Companies operating in Illinois, Indiana, Kentucky, Louisiana, Maryland, Michigan, New Jersey, New York, Ohio, Pennsylvania, Virginia, and West Virginia – whose operations involve the release of emissions — will need to consult the Environmental Protection Agency’s Revised Cross-State Air Pollution Update Rule to determine whether their operations might be affected by the Federal Implementation Plan.
The rule requires power plants and other high-emitting machinery to install emission-reduction equipment and update pollution controls.
The District of Columbia Circuit of the United States Court of Appeals unanimously affirmed the rule over objections that it was “arbitrary and capricious,” and that the EPA failed to conduct an appropriate assessment under the Clean Air Act (“CAA”). At issue was whether the rule was allowed to regulate activities in certain states under the CAA’s “Good Neighbor Provision,” which requires each state to prevent its air pollutant emissions from contributing significantly to a downwind state’s inability to meet EPA emission guidelines.
According to the D.C. Circuit, the EPA is allowed to regulate state emissions after following a four-step process which includes air-quality modeling, emission quantification based on that modeling, application of a multifactor cost-benefit test, and specification of enforceable measures designed to meet emission-reduction requirements in the affected states.
A trade group in the affected states challenged the rule on the grounds that the EPA had not properly implemented these steps, cut corners in order to propound the rule by the applicable deadline, and that its adoption of the rule was “arbitrary.” According to the trade group, a more comprehensive testing model showed lower emissions levels that did not meet the standard for EPA involvement.

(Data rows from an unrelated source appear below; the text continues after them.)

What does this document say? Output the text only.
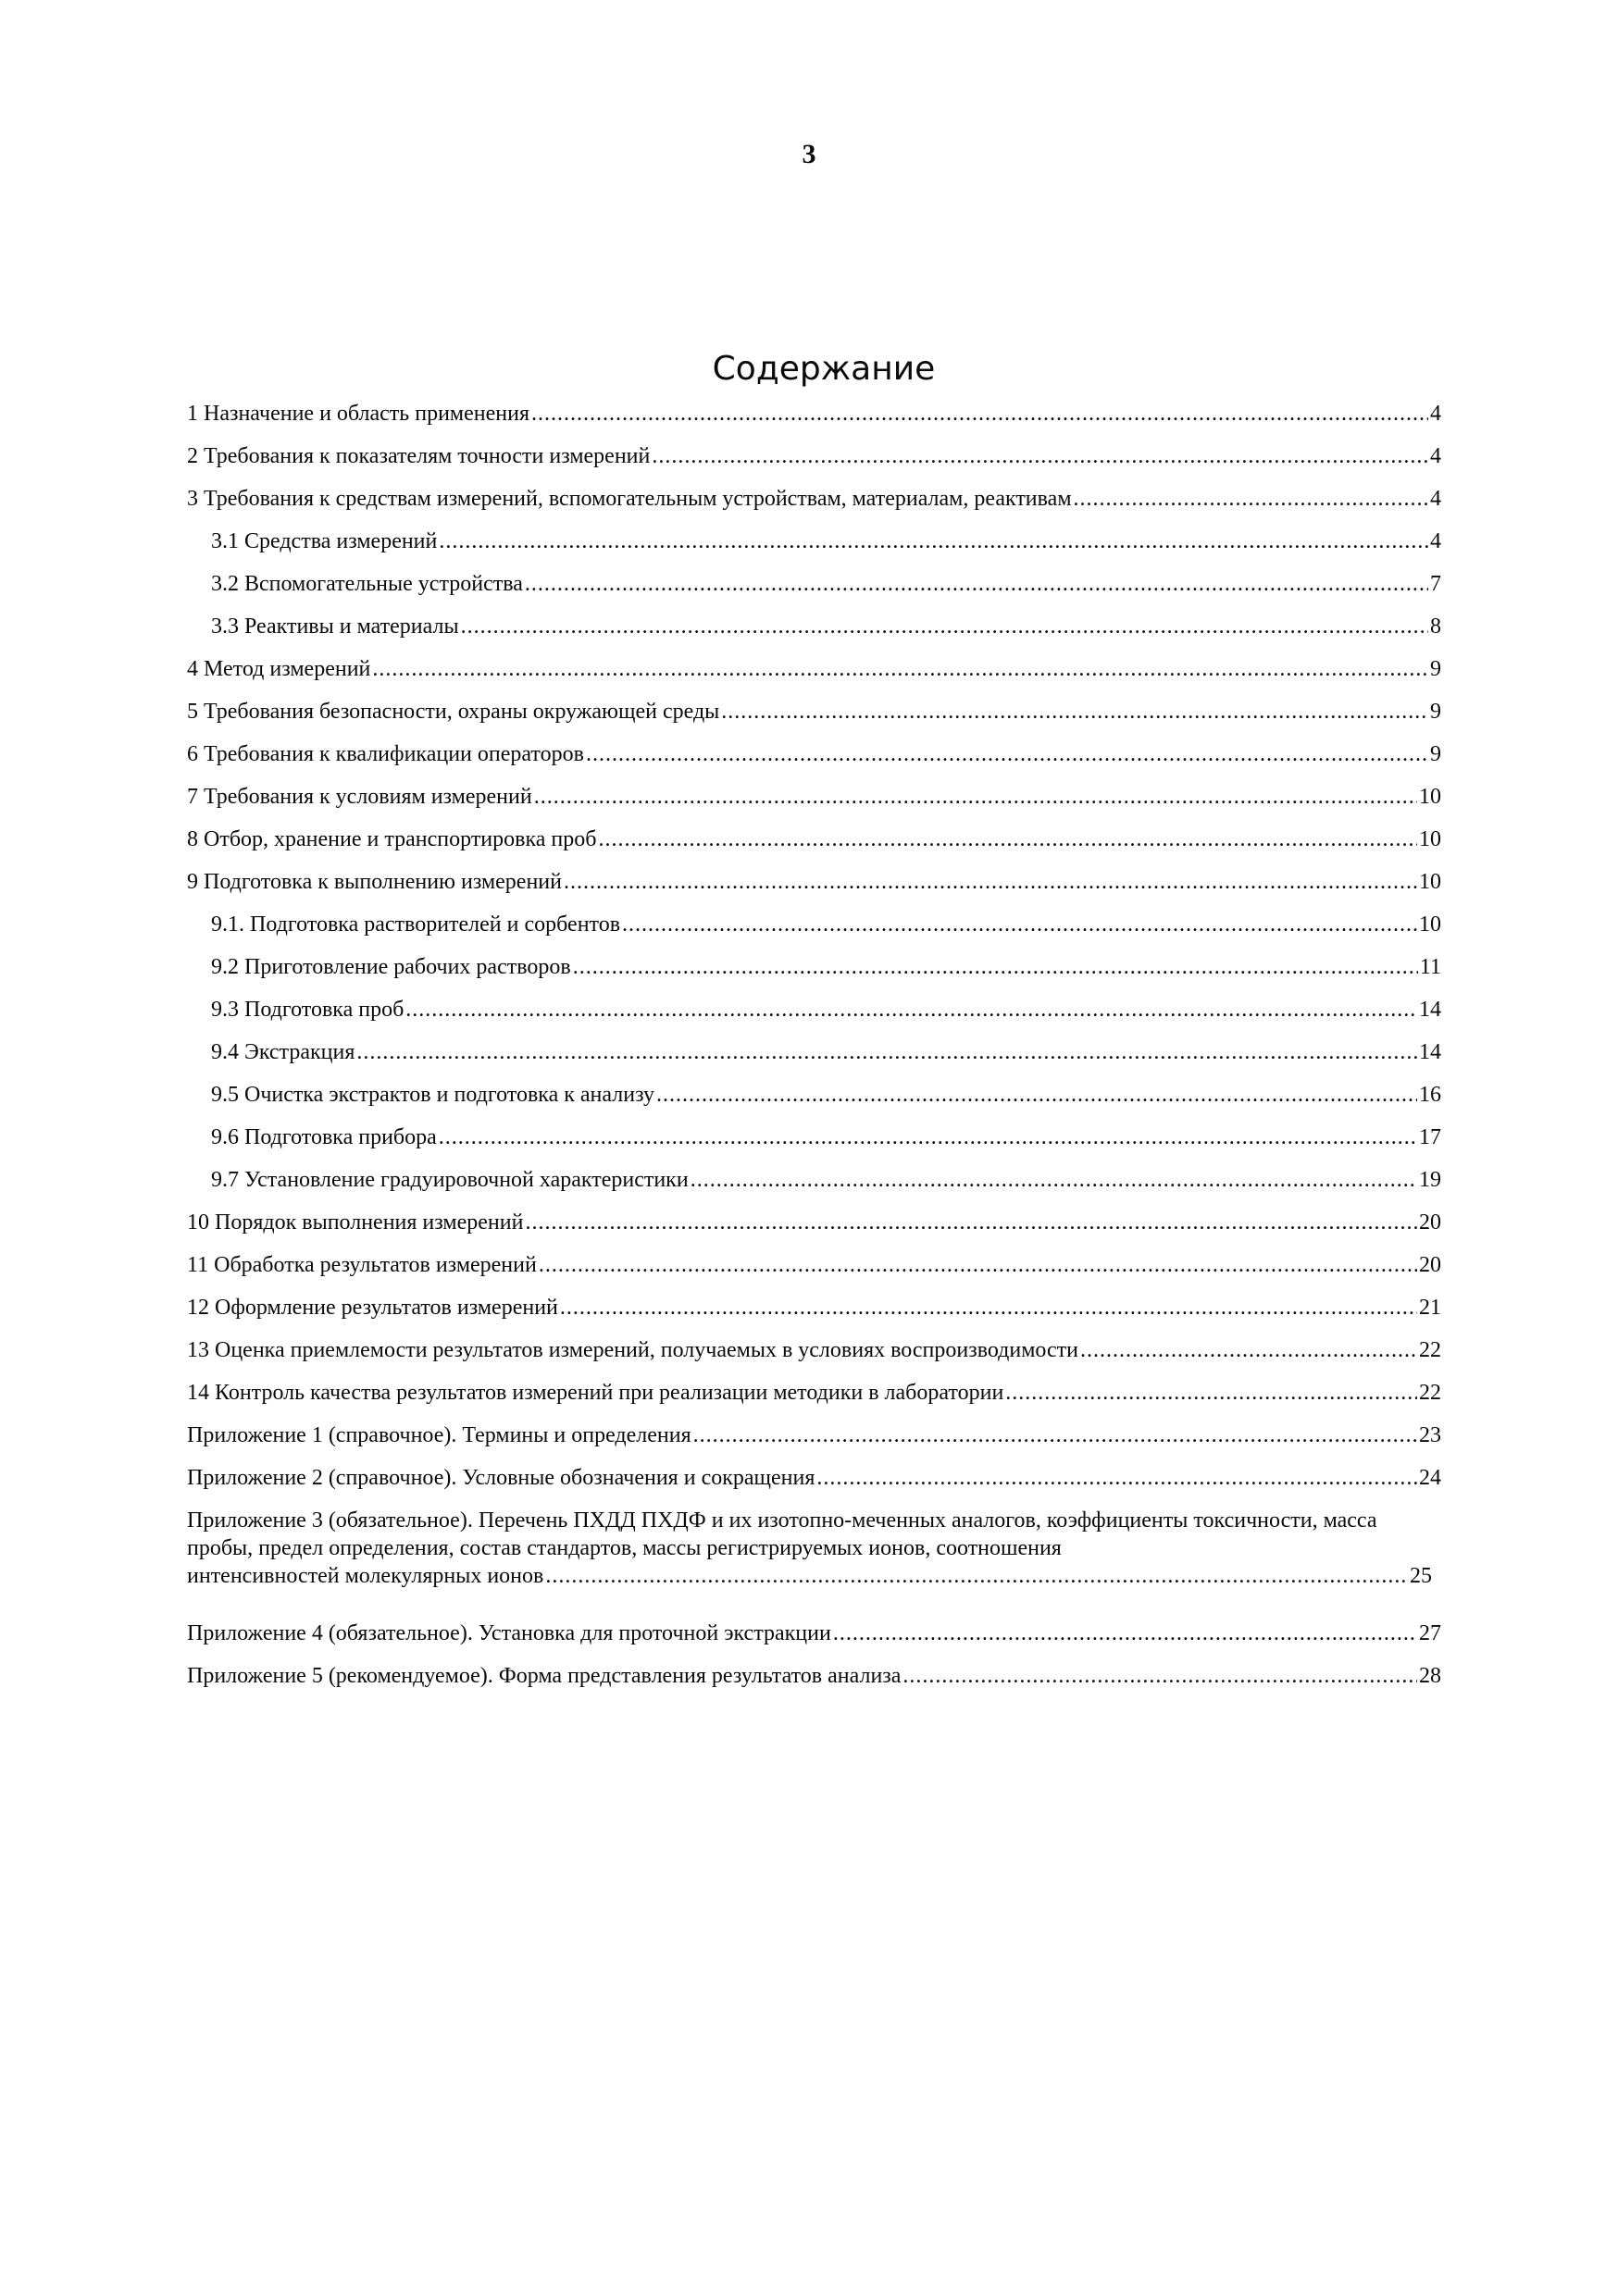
3
Содержание
1 Назначение и область применения .....	4
2 Требования к показателям точности измерений .....	4
3 Требования к средствам измерений, вспомогательным устройствам, материалам, реактивам .....	4
3.1 Средства измерений .....	4
3.2 Вспомогательные устройства .....	7
3.3 Реактивы и материалы .....	8
4 Метод измерений .....	9
5 Требования безопасности, охраны окружающей среды .....	9
6 Требования к квалификации операторов .....	9
7 Требования к условиям измерений .....	10
8 Отбор, хранение и транспортировка проб .....	10
9 Подготовка к выполнению измерений .....	10
9.1. Подготовка растворителей и сорбентов .....	10
9.2 Приготовление рабочих растворов .....	11
9.3 Подготовка проб .....	14
9.4 Экстракция .....	14
9.5 Очистка экстрактов и подготовка к анализу .....	16
9.6 Подготовка прибора .....	17
9.7 Установление градуировочной характеристики .....	19
10 Порядок выполнения измерений .....	20
11 Обработка результатов измерений .....	20
12 Оформление результатов измерений .....	21
13 Оценка приемлемости результатов измерений, получаемых в условиях воспроизводимости .....	22
14 Контроль качества результатов измерений при реализации методики в лаборатории .....	22
Приложение 1 (справочное). Термины и определения .....	23
Приложение 2 (справочное). Условные обозначения и сокращения .....	24
Приложение 3 (обязательное). Перечень ПХДД ПХДФ и их изотопно-меченных аналогов, коэффициенты токсичности, масса пробы, предел определения, состав стандартов, массы регистрируемых ионов, соотношения
интенсивностей молекулярных ионов .....	25
Приложение 4 (обязательное). Установка для проточной экстракции .....	27
Приложение 5 (рекомендуемое). Форма представления результатов анализа .....	28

The D.C. Circuit disagreed, finding that executive agency determinations based upon “highly complex and technical matters” are “entitled to great deference” because courts lack the expertise necessary to oversee such actions, and policy choices are more correctly made by a “politically accountable branch of the government.”
The takeaway for concerned businesses is that courts will be reluctant to interfere with executive agency decisions dealing with complex or technical matters, even if that agency may be rushed or not using the best methodology to support those decisions. Companies should therefore be hesitant to invest significant resources into alternative testing or legal representation when confronted with a regulation that requires significant expertise to understand or apply.